Sister project to Csehak’s The Lentils, Happy Jawbone Family Band is somehow differentiated, possibly meaningfully, possibly arbitrarily. There are some things man was not meant to know.

What is known is that it is good. What I like about this song is that it is immense, worrisomely so, and floating, but may have also been recorded anywhere that is partially submerged underwater.

It has various properties of shock and shiver in the guitar tones bounding off the snare. The dual vocals overlay and waver, and make a serrated cut for ease of accessing the heart of the track. That all comes together in a great and wondrous haze of waxy and metallic tones. Bigger than it has any right to be.

TRACK | OK Cool – Self-Sow

5/5 golden merles

Chicago’s OK Cool are making ruminative and well crafted hooks, angular and blazing within a shoegaze/bubblegrunge genus.

While lyrically pensive and introspective material, the instrumentation is sheer revelry and admirably honed to a point of exacting precision. There is great density within its melodic ornamentation, and seemingly always another generous layer or accent driving the tracks metering forward.

Sonically rich, there is considerable attention put into the pacing of all the accompanying forms. The vocal effects are an early ghostly clarion, but equally laudable are the vaporous, sophisticated guitar tones phasing in and out of the mix. It is a joyous thing to behold in the headphones.

TRACK | Thee Marvin Gays – Iron Maiden

5/5 golden merles

Sounding suspiciously like your neighborhood middle-american egg punk, Tournai’s (Belgium) Thee Marvin Gays own and operate guitars.
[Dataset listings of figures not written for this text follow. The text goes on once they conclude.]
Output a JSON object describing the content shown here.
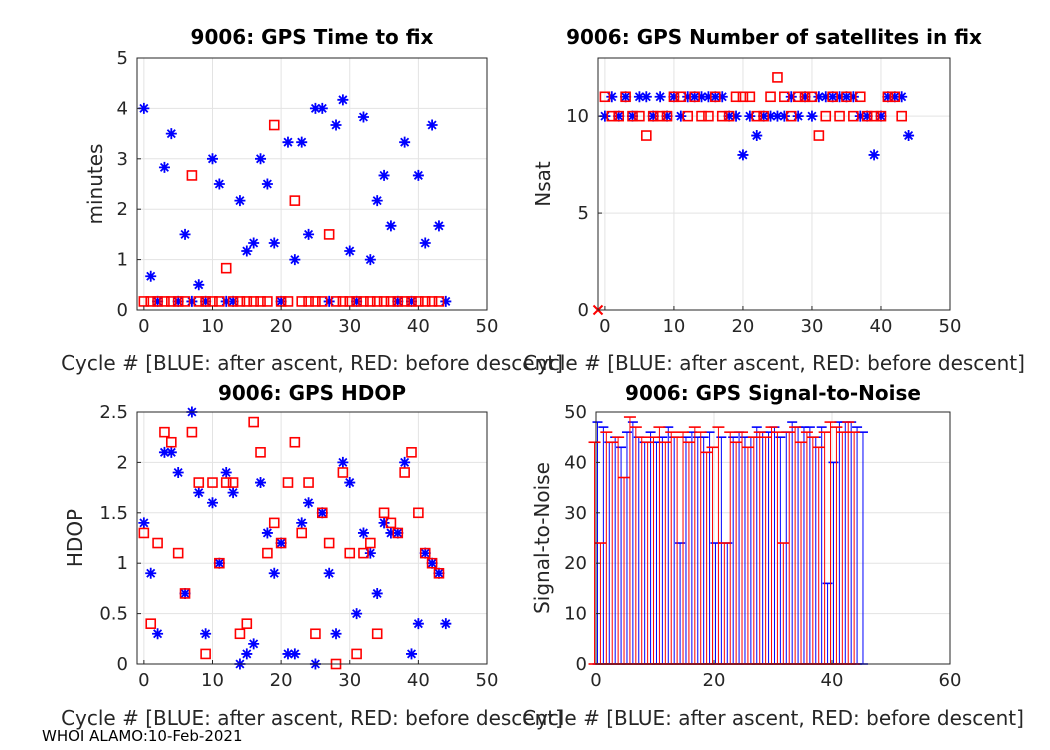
{
  "footer": "WHOI ALAMO:10-Feb-2021",
  "colors": {
    "blue": "#0000ff",
    "red": "#ff0000"
  },
  "chart_data": [
    {
      "id": "ttf",
      "type": "scatter",
      "title": "9006: GPS Time to fix",
      "xlabel": "Cycle #  [BLUE: after ascent, RED: before descent]",
      "ylabel": "minutes",
      "xlim": [
        -1,
        50
      ],
      "ylim": [
        0,
        5
      ],
      "xticks": [
        0,
        10,
        20,
        30,
        40,
        50
      ],
      "yticks": [
        0,
        1,
        2,
        3,
        4,
        5
      ],
      "series": [
        {
          "name": "after ascent",
          "marker": "asterisk",
          "color": "#0000ff",
          "x": [
            0,
            1,
            2,
            3,
            4,
            5,
            6,
            7,
            8,
            9,
            10,
            11,
            12,
            13,
            14,
            15,
            16,
            17,
            18,
            19,
            20,
            21,
            22,
            23,
            24,
            25,
            26,
            27,
            28,
            29,
            30,
            31,
            32,
            33,
            34,
            35,
            36,
            37,
            38,
            39,
            40,
            41,
            42,
            43,
            44
          ],
          "y": [
            4,
            0.67,
            0.17,
            2.83,
            3.5,
            0.17,
            1.5,
            0.17,
            0.5,
            0.17,
            3,
            2.5,
            0.17,
            0.17,
            2.17,
            1.17,
            1.33,
            3,
            2.5,
            1.33,
            0.17,
            3.33,
            1,
            3.33,
            1.5,
            4,
            4,
            0.17,
            3.67,
            4.17,
            1.17,
            0.17,
            3.83,
            1,
            2.17,
            2.67,
            1.67,
            0.17,
            3.33,
            0.17,
            2.67,
            1.33,
            3.67,
            1.67,
            0.17
          ]
        },
        {
          "name": "before descent",
          "marker": "square",
          "color": "#ff0000",
          "x": [
            0,
            1,
            2,
            3,
            4,
            5,
            6,
            7,
            8,
            9,
            10,
            11,
            12,
            13,
            14,
            15,
            16,
            17,
            18,
            19,
            20,
            21,
            22,
            23,
            24,
            25,
            26,
            27,
            28,
            29,
            30,
            31,
            32,
            33,
            34,
            35,
            36,
            37,
            38,
            39,
            40,
            41,
            42,
            43
          ],
          "y": [
            0.17,
            0.17,
            0.17,
            0.17,
            0.17,
            0.17,
            0.17,
            2.67,
            0.17,
            0.17,
            0.17,
            0.17,
            0.83,
            0.17,
            0.17,
            0.17,
            0.17,
            0.17,
            0.17,
            3.67,
            0.17,
            0.17,
            2.17,
            0.17,
            0.17,
            0.17,
            0.17,
            1.5,
            0.17,
            0.17,
            0.17,
            0.17,
            0.17,
            0.17,
            0.17,
            0.17,
            0.17,
            0.17,
            0.17,
            0.17,
            0.17,
            0.17,
            0.17,
            0.17
          ]
        }
      ]
    },
    {
      "id": "nsat",
      "type": "scatter",
      "title": "9006: GPS Number of satellites in fix",
      "xlabel": "Cycle #  [BLUE: after ascent, RED: before descent]",
      "ylabel": "Nsat",
      "xlim": [
        -1,
        50
      ],
      "ylim": [
        0,
        13
      ],
      "xticks": [
        0,
        10,
        20,
        30,
        40,
        50
      ],
      "yticks": [
        0,
        5,
        10
      ],
      "series": [
        {
          "name": "after ascent",
          "marker": "asterisk",
          "color": "#0000ff",
          "x": [
            0,
            1,
            2,
            3,
            4,
            5,
            6,
            7,
            8,
            9,
            10,
            11,
            12,
            13,
            14,
            15,
            16,
            17,
            18,
            19,
            20,
            21,
            22,
            23,
            24,
            25,
            26,
            27,
            28,
            29,
            30,
            31,
            32,
            33,
            34,
            35,
            36,
            37,
            38,
            39,
            40,
            41,
            42,
            43,
            44
          ],
          "y": [
            10,
            11,
            10,
            11,
            10,
            11,
            11,
            10,
            11,
            10,
            11,
            10,
            11,
            11,
            11,
            11,
            11,
            11,
            10,
            10,
            8,
            10,
            9,
            10,
            10,
            10,
            10,
            11,
            10,
            11,
            10,
            11,
            11,
            11,
            11,
            11,
            11,
            10,
            10,
            8,
            10,
            11,
            11,
            11,
            9
          ]
        },
        {
          "name": "before descent",
          "marker": "square",
          "color": "#ff0000",
          "x": [
            0,
            1,
            2,
            3,
            4,
            5,
            6,
            7,
            8,
            9,
            10,
            11,
            12,
            13,
            14,
            15,
            16,
            17,
            18,
            19,
            20,
            21,
            22,
            23,
            24,
            25,
            26,
            27,
            28,
            29,
            30,
            31,
            32,
            33,
            34,
            35,
            36,
            37,
            38,
            39,
            40,
            41,
            42,
            43
          ],
          "y": [
            11,
            10,
            10,
            11,
            10,
            10,
            9,
            10,
            10,
            10,
            11,
            11,
            10,
            11,
            10,
            10,
            11,
            10,
            10,
            11,
            11,
            11,
            10,
            10,
            11,
            12,
            11,
            10,
            11,
            11,
            11,
            9,
            10,
            11,
            10,
            11,
            10,
            11,
            10,
            10,
            10,
            11,
            11,
            10
          ]
        },
        {
          "name": "zero marker",
          "marker": "x",
          "color": "#ff0000",
          "x": [
            -1
          ],
          "y": [
            0
          ]
        }
      ]
    },
    {
      "id": "hdop",
      "type": "scatter",
      "title": "9006: GPS HDOP",
      "xlabel": "Cycle #  [BLUE: after ascent, RED: before descent]",
      "ylabel": "HDOP",
      "xlim": [
        -1,
        50
      ],
      "ylim": [
        0,
        2.5
      ],
      "xticks": [
        0,
        10,
        20,
        30,
        40,
        50
      ],
      "yticks": [
        0,
        0.5,
        1,
        1.5,
        2,
        2.5
      ],
      "series": [
        {
          "name": "after ascent",
          "marker": "asterisk",
          "color": "#0000ff",
          "x": [
            0,
            1,
            2,
            3,
            4,
            5,
            6,
            7,
            8,
            9,
            10,
            11,
            12,
            13,
            14,
            15,
            16,
            17,
            18,
            19,
            20,
            21,
            22,
            23,
            24,
            25,
            26,
            27,
            28,
            29,
            30,
            31,
            32,
            33,
            34,
            35,
            36,
            37,
            38,
            39,
            40,
            41,
            42,
            43,
            44
          ],
          "y": [
            1.4,
            0.9,
            0.3,
            2.1,
            2.1,
            1.9,
            0.7,
            2.5,
            1.7,
            0.3,
            1.6,
            1,
            1.9,
            1.7,
            0,
            0.1,
            0.2,
            1.8,
            1.3,
            0.9,
            1.2,
            0.1,
            0.1,
            1.4,
            1.6,
            0,
            1.5,
            0.9,
            0.3,
            2,
            1.8,
            0.5,
            1.3,
            1.1,
            0.7,
            1.4,
            1.3,
            1.3,
            2,
            0.1,
            0.4,
            1.1,
            1,
            0.9,
            0.4
          ]
        },
        {
          "name": "before descent",
          "marker": "square",
          "color": "#ff0000",
          "x": [
            0,
            1,
            2,
            3,
            4,
            5,
            6,
            7,
            8,
            9,
            10,
            11,
            12,
            13,
            14,
            15,
            16,
            17,
            18,
            19,
            20,
            21,
            22,
            23,
            24,
            25,
            26,
            27,
            28,
            29,
            30,
            31,
            32,
            33,
            34,
            35,
            36,
            37,
            38,
            39,
            40,
            41,
            42,
            43
          ],
          "y": [
            1.3,
            0.4,
            1.2,
            2.3,
            2.2,
            1.1,
            0.7,
            2.3,
            1.8,
            0.1,
            1.8,
            1,
            1.8,
            1.8,
            0.3,
            0.4,
            2.4,
            2.1,
            1.1,
            1.4,
            1.2,
            1.8,
            2.2,
            1.3,
            1.8,
            0.3,
            1.5,
            1.2,
            0,
            1.9,
            1.1,
            0.1,
            1.1,
            1.2,
            0.3,
            1.5,
            1.4,
            1.3,
            1.9,
            2.1,
            1.5,
            1.1,
            1,
            0.9
          ]
        }
      ]
    },
    {
      "id": "snr",
      "type": "bar",
      "title": "9006: GPS Signal-to-Noise",
      "xlabel": "Cycle #  [BLUE: after ascent, RED: before descent]",
      "ylabel": "Signal-to-Noise",
      "xlim": [
        0,
        60
      ],
      "ylim": [
        0,
        50
      ],
      "xticks": [
        0,
        20,
        40,
        60
      ],
      "yticks": [
        0,
        10,
        20,
        30,
        40,
        50
      ],
      "series": [
        {
          "name": "after ascent",
          "color": "#0000ff",
          "x": [
            0,
            1,
            2,
            3,
            4,
            5,
            6,
            7,
            8,
            9,
            10,
            11,
            12,
            13,
            14,
            15,
            16,
            17,
            18,
            19,
            20,
            21,
            22,
            23,
            24,
            25,
            26,
            27,
            28,
            29,
            30,
            31,
            32,
            33,
            34,
            35,
            36,
            37,
            38,
            39,
            40,
            41,
            42,
            43,
            44,
            45
          ],
          "max": [
            48,
            47,
            44,
            45,
            43,
            46,
            48,
            45,
            44,
            46,
            44,
            45,
            47,
            45,
            24,
            45,
            46,
            45,
            45,
            46,
            24,
            45,
            24,
            45,
            46,
            45,
            45,
            47,
            46,
            46,
            47,
            45,
            46,
            48,
            47,
            47,
            47,
            45,
            47,
            16,
            40,
            48,
            48,
            48,
            47,
            46
          ],
          "min": [
            0,
            0,
            0,
            0,
            0,
            0,
            0,
            0,
            0,
            0,
            0,
            0,
            0,
            0,
            0,
            0,
            0,
            0,
            0,
            0,
            0,
            0,
            0,
            0,
            0,
            0,
            0,
            0,
            0,
            0,
            0,
            0,
            0,
            0,
            0,
            0,
            0,
            0,
            0,
            0,
            0,
            0,
            0,
            0,
            0,
            0
          ]
        },
        {
          "name": "before descent",
          "color": "#ff0000",
          "x": [
            0,
            1,
            2,
            3,
            4,
            5,
            6,
            7,
            8,
            9,
            10,
            11,
            12,
            13,
            14,
            15,
            16,
            17,
            18,
            19,
            20,
            21,
            22,
            23,
            24,
            25,
            26,
            27,
            28,
            29,
            30,
            31,
            32,
            33,
            34,
            35,
            36,
            37,
            38,
            39,
            40,
            41,
            42,
            43,
            44
          ],
          "max": [
            44,
            24,
            46,
            44,
            45,
            37,
            49,
            47,
            45,
            44,
            45,
            47,
            44,
            46,
            45,
            46,
            44,
            47,
            46,
            42,
            43,
            47,
            24,
            46,
            44,
            46,
            43,
            45,
            46,
            45,
            47,
            46,
            24,
            46,
            47,
            44,
            46,
            45,
            43,
            46,
            48,
            47,
            46,
            48,
            46
          ],
          "min": [
            0,
            0,
            0,
            0,
            0,
            0,
            0,
            0,
            0,
            0,
            0,
            0,
            0,
            0,
            0,
            0,
            0,
            0,
            0,
            0,
            0,
            0,
            0,
            0,
            0,
            0,
            0,
            0,
            0,
            0,
            0,
            0,
            0,
            0,
            0,
            0,
            0,
            0,
            0,
            0,
            0,
            0,
            0,
            0,
            0
          ]
        }
      ]
    }
  ]
}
The tones are framed in a glaze of static residue, gently smudged, and securely off kilter enough to be believed: some of that magic which has not yet departed the world.

A friendly slap in the face. Sounds a bit like P&P favorites Together Pangea and Dead Ghosts. By some means the 2014 release Sleepless Nights has escaped my gaze to this point and I am looking forward to pouring over it’s excesses.